Here’s the problem, though: the dire predictions have not come to pass. This is not to diminish the widespread suffering HIV/AIDS and other infectious diseases have caused, nor does it ignore the tremendous work governments and nongovernmental organizations have done to improve access to health care and drugs. Rather, the issue is that infectious diseases like HIV/AIDS, Ebola, and Zika have not caused states to collapse. Even the National Intelligence Council backed off its initial claims about AIDS’ threat to national and international security in a 2005 discussion paper. This isn’t to say that infectious disease outbreaks aren’t problems or shouldn’t be addressed within international society; it is simply an acknowledgement that the nature of the challenge they pose is different from traditional national security threats.

Framing health emergencies as national security crises may bring attention to them, but they may not bring the right sort of resources or focus. A national security frame brings to mind an us-v-them mentality, casting those who are infected as the enemy. It can also encourage stigmatizing the sick, which in turn discourages people from seeking treatment or accessing services. Thus, trying to frame a disease outbreak in national security terms can actually exacerbate the problem it is ostensibly trying to address.

Second, DeLauro highlights the difference between short-term emergency responses and long-term capacity building. The more capacity that states have to provide health care, conduct ongoing surveillance to identify outbreaks before they spread far, and deal with emergencies, the less likely infectious disease epidemics become. This is a good thing. Indeed, this is exactly why the International Health Regulations require states to develop and maintain disease surveillance capacities.

Unfortunately, donor states appear far less interested in supporting these long-term efforts at strengthening health care systems and enhancing disease surveillance capabilities. Of the more than $35 billion pledged for global health programs in 2015, less than 8 percent goes for health systems strengthening. Even though stronger health systems are more beneficial overall, governments tend to “stovepipe” their donations to disease-specific programs—giving money specifically for malaria, for instance. These sorts of allocations tend to reflect the priorities of the donors rather than the recipients, and they create narrow programs that may not help the health system as a whole. As Adia Benton points out in her book HIV Exceptionalism, disease-specific programs distort national priorities and essentially create a hierarchy of disease.

This is exactly the sort of problem the World Health Organization has faced. More than 80 percent of WHO’s budget comes from voluntary pledges—money that states choose to give to WHO, but only for specific programs. As a result, immediately before the Ebola outbreak, WHO was forced to cut its budget for both outbreak and crisis response and infectious diseases while increasing its spending on noncommunicable diseases. This wasn’t a reflection of WHO’s priorities, but rather the priorities of the donor states.

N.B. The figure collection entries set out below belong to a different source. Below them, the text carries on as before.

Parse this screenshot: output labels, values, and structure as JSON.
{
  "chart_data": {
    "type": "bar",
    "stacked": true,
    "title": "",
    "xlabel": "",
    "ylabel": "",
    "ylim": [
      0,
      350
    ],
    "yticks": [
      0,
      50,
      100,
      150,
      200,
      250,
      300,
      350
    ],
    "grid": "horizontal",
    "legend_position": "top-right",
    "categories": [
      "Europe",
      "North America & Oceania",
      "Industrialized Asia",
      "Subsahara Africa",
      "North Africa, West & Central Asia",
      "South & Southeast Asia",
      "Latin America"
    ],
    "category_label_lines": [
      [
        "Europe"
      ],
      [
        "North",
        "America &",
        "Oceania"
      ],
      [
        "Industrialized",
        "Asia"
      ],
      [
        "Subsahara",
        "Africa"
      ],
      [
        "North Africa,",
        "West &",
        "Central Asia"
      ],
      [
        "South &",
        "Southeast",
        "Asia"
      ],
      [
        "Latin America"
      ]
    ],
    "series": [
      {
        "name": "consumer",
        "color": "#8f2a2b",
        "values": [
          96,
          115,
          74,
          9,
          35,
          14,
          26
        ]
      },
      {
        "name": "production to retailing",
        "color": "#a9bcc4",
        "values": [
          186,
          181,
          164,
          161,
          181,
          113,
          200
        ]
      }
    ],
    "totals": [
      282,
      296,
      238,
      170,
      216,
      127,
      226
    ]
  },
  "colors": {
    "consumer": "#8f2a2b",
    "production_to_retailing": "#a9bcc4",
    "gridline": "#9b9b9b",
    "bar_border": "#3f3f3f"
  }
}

If building stronger health systems is so important, why don’t states fund it? It’s simply not sexy. Its effects are more diffuse. It is harder to quantify the results. It doesn’t have the same cachet as deploying emergency funds to address a specific outbreak. Donors instead seem interested in more short-term, piecemeal approaches instead of long-term, integrated systems.

There is nothing today that prevents countries from putting more of their global health funding toward health systems strengthening. What needs to happen, though, is a shift in thinking, focusing more on the long-term strategy as opposed to the short-term responses.